I’m proud of the work that CISA has led, partnering with state and local election officials and the private sector to ensure that they are supported with assessments, resources, training, penetration testing, intelligence and analysis ahead of the 2020 elections.

CISA has taken an aggressive lead with “#Protect2020,” a campaign to increase our partnership with state and local election officials, engage campaigns and political organizations, and enhance the general public’s resilience against foreign disinformation campaigns designed to undermine our confidence in the elections process.

By being here, you have a unique opportunity to be a part of the conversation and the solution through the Protect 2020 breakout sessions. From the state of election cybersecurity from the front lines, to delving into the complexities of disinformation, together we can better understand the challenges. Together we can build in better defense and resilience.

CISA is currently working with all 50 states and thousands of local election jurisdictions to ensure the integrity, confidentiality, and availability of critical election systems and information. We’ve hosted extensive tabletop exercises, ranging from the Tabletop the Vote series that rivals the scale of a federal election to exercises hosted down at the county and jurisdiction level.

We’ve developed and deployed new cybersecurity assessments to safeguard voting machines and secure e-pollbooks and election networks. We’ve developed guidance documents and established the Elections Infrastructure Information Sharing and Analysis Center.  And we host a security operations center during elections where we are in constant contact with election officials, partisan organizations, social media platforms, and election vendors.

It’s this type of support that gives us confidence in the security measures being undertaken—confidence in 2018 and confidence going into 2020.

While we will continue our support to election officials we are also growing our support to the American public. We know that foreign actors will continue to attempt to undermine our democracy through disinformation campaigns.  DHS is working with federal partners, industry, and non-government organizations to build national resilience to foreign influence through education and awareness. Some of you may have seen our pineapple product that challenged Americans to learn about disinformation campaigns while sharing their views on whether pineapple belongs on pizza… While I hesitate to take up an issue on the wrong side of Dwayne Johnson—the Rock—let me be clear on my stance on this—it absolutely does not.

DHS will continue to support the steps that CISA is taking to achieve their election security goals for 2020. At the end of the day, these goals should be collectively shared by us all – an attack on our nation’s free and fair elections is an attack on our democracy itself, and on the American way of life.

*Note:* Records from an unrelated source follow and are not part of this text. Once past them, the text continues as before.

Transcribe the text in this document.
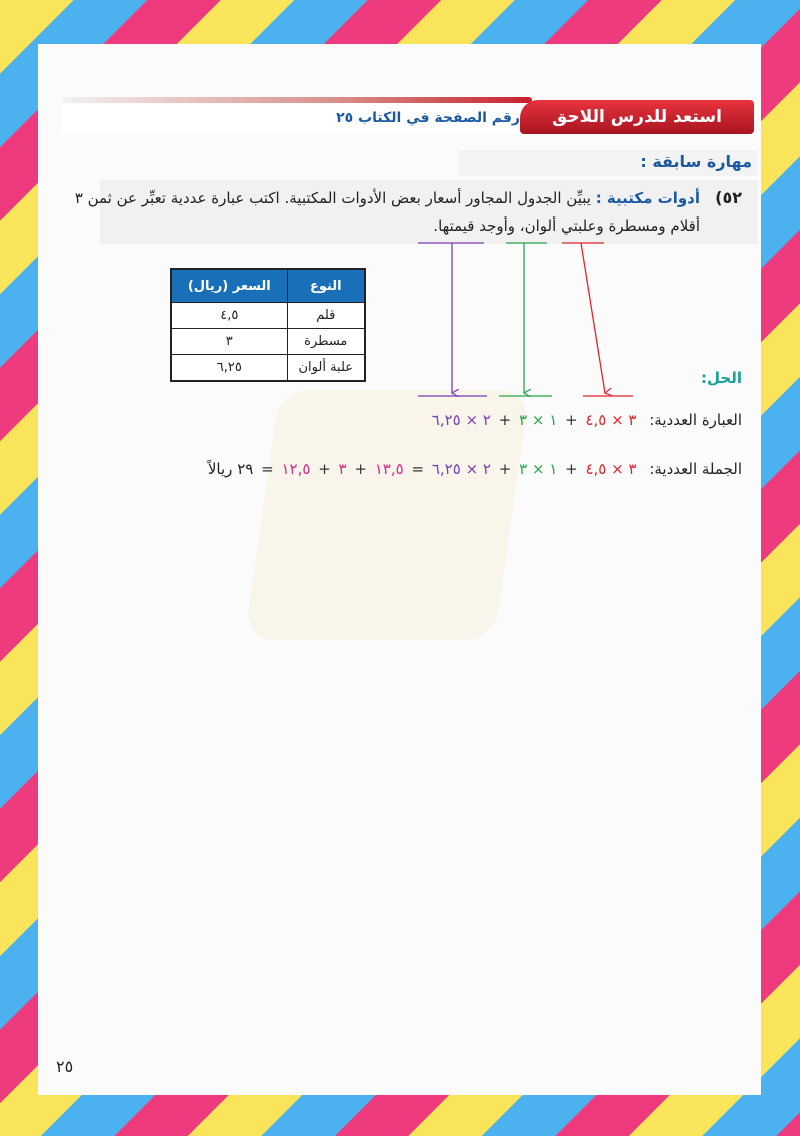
استعد للدرس اللاحق
رقم الصفحة في الكتاب ٢٥
مهارة سابقة :
٥٢)
أدوات مكتبية : يبيِّن الجدول المجاور أسعار بعض الأدوات المكتبية. اكتب عبارة عددية تعبِّر عن ثمن ٣ أقلام ومسطرة وعلبتي ألوان، وأوجد قيمتها.
النوع	السعر (ريال)
قلم	٤,٥
مسطرة	٣
علبة ألوان	٦,٢٥
الحل:
العبارة العددية: ٣ × ٤,٥ + ١ × ٣ + ٢ × ٦,٢٥
الجملة العددية: ٣ × ٤,٥ + ١ × ٣ + ٢ × ٦,٢٥ = ١٣,٥ + ٣ + ١٢,٥ = ٢٩ ريالاً
٢٥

In closing, I want to reemphasize how important CISA’s efforts are within the Department of Homeland Security’s mission. We value our partners across sectors who are working with us to defend our Nation’s critical infrastructure. Because neither any level of government, industry, the private sector, or individuals alone can effectively defend against all threats. Instead, we must leverage the spectrum of resources available through CISA, industry sectors, and academia to reach our collective goals.

I join CISA in calling for your continued vigilance and efforts in the cyber arena.

If an organization hasn’t invested in cybersecurity resources due to a lack of awareness, then let’s work together to close that awareness gap and partner together. You will see measurable results from partnering with CISA.

And if an organization has mature cybersecurity protections, then I’d encourage them to assist with less mature organizations in their sectors and supply chains, to improve the cyber hygiene around them.

Cybersecurity is homeland security – and I want to thank you, again, for the opportunity to join you today. DHS is grateful for your continued work and collaboration in protecting the Homeland.